Marcas próprias avançam no Brasil e se consolidam como frente estratégica do varejo alimentar
Mudança de percepção do consumidor e maior integração entre indústria e comércio impulsionam o desenvolvimento das private labels no país
Envato
A transformação no comportamento do consumidor brasileiro tem redesenhado a dinâmica do varejo alimentar. Mais atento ao que consome e menos propenso a priorizar marcas tradicionais, o público passou a incorporar com maior frequência as marcas próprias, impulsionando um movimento de expansão no setor de alimentos e bebidas.
À medida que cresce a disposição dos clientes para testar novas opções, o novo padrão de consumo se sustenta em decisões mais criteriosas aliadas à percepção de qualidade e de um bom custo-benefício. Diante dessa diversificação, produtos de marca própria já fazem parte de 34% dos lares brasileiros, como indicam dados da empresa líder mundial em inteligência sobre o consumidor NielsenIQ.
“Observamos um consumidor mais atento e mais exigente, que avalia com mais profundidade o que compra. As marcas próprias avançam porque conseguem responder a esse novo nível de expectativa com consistência, unindo qualidade a preço competitivo”, afirma Polliana Claudino, Gerente de Projetos da Anuga Select Brazil, a principal feira da indústria de alimentos e bebidas da América Latina.
O avanço do segmento acompanha uma evolução do próprio varejo. Redes ampliaram investimentos em desenvolvimento de produtos, inovação e posicionamento, o que elevou o padrão das marcas próprias e expandiu sua presença em diferentes categorias, inclusive nas de maior valor agregado.
O contexto econômico recente contribuiu para acelerar esse processo. A inflação e a pressão sobre o poder de compra estimularam a busca por alternativas mais competitivas e incentivaram a experimentação. A permanência desses produtos no carrinho indica um movimento mais duradouro.
Em países europeus, as marcas próprias superam 30% das vendas no varejo alimentar. No cenário nacional, a participação permanece em patamar inferior, o que evidencia uma margem significativa para crescimento nos próximos anos. “O avanço das marcas próprias no Brasil revela um movimento estrutural. Há espaço relevante para expansão, especialmente quando analisamos outros mercados”, ressalta Polliana.
A integração do mercado
A evolução desse segmento passa pela aproximação entre elos da cadeia. Para acelerar conexões entre indústria, varejo e fornecedores, a Anuga Select Brazil se une à feira pioneira do setor de marcas próprias, a Private Label Brazil, na edição de 2026. Integradas, elas vão reunir, entre os dias 7 e 9 de abril, no Distrito Anhembi, em São Paulo, empresas e profissionais de supermercados, atacadistas, varejistas, redes de food service e hotelaria. A parceria busca contribuir para melhorar a eficiência, qualificar negociações e ampliar a capacidade de resposta às demandas do consumidor.

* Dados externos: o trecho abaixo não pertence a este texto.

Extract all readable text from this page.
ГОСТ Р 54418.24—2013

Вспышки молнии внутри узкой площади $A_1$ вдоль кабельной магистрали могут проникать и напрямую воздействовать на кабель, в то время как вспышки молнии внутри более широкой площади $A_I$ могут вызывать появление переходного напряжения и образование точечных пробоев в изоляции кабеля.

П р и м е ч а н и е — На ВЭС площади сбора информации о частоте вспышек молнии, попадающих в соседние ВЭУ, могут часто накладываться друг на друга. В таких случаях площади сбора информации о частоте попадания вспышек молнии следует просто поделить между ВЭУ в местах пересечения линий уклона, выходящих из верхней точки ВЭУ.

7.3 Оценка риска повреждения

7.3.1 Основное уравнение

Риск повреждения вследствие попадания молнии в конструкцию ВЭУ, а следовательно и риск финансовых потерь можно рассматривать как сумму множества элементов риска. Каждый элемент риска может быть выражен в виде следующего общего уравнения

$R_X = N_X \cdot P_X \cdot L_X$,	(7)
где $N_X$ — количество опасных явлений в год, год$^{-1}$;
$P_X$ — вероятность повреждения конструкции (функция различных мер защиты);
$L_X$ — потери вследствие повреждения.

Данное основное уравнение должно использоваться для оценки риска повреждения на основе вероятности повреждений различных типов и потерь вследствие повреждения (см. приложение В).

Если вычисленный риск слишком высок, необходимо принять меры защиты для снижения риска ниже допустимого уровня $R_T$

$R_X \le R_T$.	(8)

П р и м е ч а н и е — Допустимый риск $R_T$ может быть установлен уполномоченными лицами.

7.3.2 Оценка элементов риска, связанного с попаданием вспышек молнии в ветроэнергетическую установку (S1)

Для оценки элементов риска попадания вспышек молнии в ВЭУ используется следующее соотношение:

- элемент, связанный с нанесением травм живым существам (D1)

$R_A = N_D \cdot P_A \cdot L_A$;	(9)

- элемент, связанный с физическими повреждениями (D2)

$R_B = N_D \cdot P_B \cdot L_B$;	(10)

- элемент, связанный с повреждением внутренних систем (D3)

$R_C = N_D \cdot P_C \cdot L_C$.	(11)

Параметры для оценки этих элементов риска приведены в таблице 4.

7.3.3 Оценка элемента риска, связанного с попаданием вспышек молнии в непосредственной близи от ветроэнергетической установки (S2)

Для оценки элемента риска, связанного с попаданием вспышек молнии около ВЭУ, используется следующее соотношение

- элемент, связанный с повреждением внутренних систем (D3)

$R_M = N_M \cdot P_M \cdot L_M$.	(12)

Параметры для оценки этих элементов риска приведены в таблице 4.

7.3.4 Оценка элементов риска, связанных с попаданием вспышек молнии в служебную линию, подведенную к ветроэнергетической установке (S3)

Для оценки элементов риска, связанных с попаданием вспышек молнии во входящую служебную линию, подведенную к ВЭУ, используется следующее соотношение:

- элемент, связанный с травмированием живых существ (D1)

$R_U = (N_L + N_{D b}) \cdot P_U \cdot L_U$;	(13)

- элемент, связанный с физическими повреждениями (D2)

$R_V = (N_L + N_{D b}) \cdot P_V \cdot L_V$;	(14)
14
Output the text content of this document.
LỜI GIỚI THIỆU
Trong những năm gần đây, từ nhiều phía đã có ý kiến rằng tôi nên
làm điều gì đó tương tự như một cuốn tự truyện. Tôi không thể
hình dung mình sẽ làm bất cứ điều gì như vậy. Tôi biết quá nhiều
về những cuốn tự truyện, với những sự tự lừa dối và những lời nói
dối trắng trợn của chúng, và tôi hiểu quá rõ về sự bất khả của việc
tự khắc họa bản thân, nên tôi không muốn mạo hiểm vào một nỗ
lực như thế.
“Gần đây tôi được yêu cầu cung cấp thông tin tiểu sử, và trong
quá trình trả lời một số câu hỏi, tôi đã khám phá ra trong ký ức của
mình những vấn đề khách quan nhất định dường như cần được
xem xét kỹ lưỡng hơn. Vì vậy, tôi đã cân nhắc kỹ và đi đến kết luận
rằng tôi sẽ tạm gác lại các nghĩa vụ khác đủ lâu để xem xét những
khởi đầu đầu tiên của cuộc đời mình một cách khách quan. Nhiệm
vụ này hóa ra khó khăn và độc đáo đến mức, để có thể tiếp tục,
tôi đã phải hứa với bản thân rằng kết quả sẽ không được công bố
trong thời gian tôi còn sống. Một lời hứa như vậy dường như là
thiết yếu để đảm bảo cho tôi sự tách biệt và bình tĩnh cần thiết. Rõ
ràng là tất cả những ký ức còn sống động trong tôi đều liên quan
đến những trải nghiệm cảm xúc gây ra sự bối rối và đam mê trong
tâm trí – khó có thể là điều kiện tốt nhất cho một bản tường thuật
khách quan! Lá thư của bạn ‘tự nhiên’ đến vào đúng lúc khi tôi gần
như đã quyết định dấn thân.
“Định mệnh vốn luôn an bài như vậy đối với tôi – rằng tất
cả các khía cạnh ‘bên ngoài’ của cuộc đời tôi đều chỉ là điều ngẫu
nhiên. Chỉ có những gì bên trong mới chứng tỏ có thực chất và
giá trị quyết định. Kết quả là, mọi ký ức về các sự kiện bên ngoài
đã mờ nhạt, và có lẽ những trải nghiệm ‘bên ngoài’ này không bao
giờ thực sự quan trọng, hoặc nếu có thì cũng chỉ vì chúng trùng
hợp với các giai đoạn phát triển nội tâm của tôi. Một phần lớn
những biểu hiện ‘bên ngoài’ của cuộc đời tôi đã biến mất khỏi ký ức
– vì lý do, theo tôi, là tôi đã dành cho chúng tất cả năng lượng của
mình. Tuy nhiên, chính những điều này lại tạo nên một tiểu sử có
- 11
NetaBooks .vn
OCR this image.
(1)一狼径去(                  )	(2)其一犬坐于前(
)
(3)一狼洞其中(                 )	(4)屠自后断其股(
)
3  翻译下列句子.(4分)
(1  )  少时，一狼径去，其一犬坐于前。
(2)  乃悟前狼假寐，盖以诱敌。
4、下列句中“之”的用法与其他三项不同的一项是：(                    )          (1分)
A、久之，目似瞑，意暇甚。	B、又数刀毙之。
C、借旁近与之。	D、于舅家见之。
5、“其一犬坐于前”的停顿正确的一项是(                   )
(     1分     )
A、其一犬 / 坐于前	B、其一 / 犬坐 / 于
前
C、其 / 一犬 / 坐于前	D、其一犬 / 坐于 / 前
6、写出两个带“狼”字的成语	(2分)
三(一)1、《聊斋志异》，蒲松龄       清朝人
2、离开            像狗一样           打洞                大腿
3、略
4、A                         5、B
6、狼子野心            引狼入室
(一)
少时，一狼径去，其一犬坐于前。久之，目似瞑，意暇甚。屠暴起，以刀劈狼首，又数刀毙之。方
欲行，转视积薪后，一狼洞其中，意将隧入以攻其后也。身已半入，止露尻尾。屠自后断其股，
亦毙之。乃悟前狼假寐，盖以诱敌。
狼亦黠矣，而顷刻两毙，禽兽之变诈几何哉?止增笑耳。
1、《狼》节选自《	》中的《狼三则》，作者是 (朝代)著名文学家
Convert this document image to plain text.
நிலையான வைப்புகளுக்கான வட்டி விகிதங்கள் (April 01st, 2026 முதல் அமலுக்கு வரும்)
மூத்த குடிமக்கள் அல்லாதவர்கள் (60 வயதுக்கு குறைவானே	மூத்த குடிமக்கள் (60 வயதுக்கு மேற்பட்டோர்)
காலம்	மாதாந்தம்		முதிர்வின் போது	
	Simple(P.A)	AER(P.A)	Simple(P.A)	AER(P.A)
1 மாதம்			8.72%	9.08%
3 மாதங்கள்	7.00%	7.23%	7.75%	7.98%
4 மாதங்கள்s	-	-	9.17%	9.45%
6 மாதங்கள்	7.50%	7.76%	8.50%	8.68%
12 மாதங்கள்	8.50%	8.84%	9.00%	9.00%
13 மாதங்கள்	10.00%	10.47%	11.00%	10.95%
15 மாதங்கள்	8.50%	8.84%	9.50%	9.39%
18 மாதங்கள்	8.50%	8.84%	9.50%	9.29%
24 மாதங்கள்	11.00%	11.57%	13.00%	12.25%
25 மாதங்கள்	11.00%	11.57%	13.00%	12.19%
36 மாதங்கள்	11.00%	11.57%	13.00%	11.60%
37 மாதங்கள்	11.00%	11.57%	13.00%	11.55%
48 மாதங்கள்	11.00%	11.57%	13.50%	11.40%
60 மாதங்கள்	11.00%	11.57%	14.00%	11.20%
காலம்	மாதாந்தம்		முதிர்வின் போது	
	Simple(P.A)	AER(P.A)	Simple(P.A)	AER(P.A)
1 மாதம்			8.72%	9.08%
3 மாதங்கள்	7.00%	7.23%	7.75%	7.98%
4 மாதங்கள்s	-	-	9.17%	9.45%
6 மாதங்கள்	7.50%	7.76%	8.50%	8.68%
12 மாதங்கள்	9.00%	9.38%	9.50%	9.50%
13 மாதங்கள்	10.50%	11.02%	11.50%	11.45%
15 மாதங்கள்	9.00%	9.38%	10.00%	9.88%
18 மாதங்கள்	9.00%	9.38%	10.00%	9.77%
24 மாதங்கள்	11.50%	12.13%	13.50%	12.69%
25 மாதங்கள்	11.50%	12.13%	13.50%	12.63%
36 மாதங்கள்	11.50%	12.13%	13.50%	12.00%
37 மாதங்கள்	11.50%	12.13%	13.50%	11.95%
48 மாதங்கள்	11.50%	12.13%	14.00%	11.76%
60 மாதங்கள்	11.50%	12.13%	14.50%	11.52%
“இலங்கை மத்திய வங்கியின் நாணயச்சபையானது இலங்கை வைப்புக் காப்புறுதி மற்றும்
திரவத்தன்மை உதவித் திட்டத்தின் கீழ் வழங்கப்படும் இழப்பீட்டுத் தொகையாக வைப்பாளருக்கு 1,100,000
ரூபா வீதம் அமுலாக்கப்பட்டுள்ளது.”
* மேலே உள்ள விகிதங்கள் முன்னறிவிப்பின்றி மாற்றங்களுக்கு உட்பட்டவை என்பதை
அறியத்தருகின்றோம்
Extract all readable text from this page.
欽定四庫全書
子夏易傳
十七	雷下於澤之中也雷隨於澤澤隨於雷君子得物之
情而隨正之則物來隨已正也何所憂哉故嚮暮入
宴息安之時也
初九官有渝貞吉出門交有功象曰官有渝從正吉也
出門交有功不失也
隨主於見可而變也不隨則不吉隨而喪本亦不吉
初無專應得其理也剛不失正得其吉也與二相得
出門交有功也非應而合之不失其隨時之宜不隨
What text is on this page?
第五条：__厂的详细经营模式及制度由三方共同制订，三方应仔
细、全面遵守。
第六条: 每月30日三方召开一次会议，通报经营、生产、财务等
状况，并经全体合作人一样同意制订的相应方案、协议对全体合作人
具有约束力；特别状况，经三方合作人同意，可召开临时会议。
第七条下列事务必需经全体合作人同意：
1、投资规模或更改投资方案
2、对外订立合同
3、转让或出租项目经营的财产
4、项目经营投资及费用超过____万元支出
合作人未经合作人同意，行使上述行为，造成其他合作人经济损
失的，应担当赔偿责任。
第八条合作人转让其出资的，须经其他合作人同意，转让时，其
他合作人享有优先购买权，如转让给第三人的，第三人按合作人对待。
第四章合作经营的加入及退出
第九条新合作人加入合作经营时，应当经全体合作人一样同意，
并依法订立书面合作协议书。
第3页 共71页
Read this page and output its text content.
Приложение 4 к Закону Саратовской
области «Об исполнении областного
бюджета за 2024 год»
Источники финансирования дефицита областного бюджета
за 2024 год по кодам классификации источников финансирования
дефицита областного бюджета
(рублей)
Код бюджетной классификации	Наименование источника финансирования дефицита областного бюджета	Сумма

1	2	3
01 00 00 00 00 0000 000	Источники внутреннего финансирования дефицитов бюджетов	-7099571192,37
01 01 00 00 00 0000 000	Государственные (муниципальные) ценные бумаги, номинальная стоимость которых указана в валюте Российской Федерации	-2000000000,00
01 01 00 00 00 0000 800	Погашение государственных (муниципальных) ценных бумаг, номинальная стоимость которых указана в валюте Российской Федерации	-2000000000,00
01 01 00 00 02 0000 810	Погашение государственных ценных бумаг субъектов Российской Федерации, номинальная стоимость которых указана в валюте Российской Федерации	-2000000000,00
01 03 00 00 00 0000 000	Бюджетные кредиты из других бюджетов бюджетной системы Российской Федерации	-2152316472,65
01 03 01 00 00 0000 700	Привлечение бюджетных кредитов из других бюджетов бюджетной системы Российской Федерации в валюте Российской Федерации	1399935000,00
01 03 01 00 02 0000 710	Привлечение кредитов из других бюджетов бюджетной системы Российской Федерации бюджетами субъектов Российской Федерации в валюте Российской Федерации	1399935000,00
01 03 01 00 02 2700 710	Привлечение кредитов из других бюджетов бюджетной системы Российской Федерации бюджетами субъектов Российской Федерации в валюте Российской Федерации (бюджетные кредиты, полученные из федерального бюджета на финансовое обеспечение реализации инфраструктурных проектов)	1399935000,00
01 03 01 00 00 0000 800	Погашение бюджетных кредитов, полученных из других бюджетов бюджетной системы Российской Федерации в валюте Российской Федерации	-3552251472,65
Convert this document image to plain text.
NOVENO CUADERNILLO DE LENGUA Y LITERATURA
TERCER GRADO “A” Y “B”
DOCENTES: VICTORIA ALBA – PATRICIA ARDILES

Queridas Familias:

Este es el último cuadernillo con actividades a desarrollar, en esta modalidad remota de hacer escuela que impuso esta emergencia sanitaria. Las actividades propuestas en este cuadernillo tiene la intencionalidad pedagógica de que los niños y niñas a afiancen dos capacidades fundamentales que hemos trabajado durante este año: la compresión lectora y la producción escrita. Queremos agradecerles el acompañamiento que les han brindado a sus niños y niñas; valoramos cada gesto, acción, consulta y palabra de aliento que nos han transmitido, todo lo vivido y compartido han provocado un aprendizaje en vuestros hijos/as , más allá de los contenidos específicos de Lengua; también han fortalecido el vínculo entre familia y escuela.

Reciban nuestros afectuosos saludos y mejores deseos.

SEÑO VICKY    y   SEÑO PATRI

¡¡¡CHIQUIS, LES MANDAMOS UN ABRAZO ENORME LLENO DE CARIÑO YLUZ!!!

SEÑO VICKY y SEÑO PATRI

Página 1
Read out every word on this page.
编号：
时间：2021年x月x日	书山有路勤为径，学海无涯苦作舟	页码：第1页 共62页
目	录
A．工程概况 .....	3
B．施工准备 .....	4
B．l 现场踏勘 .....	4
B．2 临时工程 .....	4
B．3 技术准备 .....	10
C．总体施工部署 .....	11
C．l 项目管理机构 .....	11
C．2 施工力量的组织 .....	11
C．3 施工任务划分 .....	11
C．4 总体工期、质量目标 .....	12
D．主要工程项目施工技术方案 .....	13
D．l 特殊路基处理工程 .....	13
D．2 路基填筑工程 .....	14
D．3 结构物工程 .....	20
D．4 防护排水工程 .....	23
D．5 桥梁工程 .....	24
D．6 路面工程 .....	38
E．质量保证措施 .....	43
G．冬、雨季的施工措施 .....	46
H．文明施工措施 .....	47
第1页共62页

“Este é o momento ideal para essa aproximação porque o mercado de marcas próprias no Brasil vive uma fase de expansão, ainda com enorme potencial de crescimento quando comparado a mercados mais maduros, como o europeu. Ao integrar as duas plataformas, criamos um ambiente mais robusto para geração de negócios”, aponta Giulio Rossi, diretor da Private Label Brazil.
Como a construção de valor das marcas próprias exige consistência para uma nova leitura de mercado, a forma como o setor estrutura suas estratégias se redefine, como acrescenta Polliana. “Ao reunir os principais players de alimentos, bebidas e marcas próprias, a iniciativa reduz barreiras históricas e cria um espaço mais dinâmico para negociação, inovação e desenvolvimento de novos produtos”, conclui.
Com a integração entre as feiras, o setor dá um passo importante na direção da consolidação de uma parceria que ultrapassa os muros do evento, com potencial não só para refletir o momento das marcas próprias no Brasil, mas também contribuir para acelerar sua próxima fase de crescimento.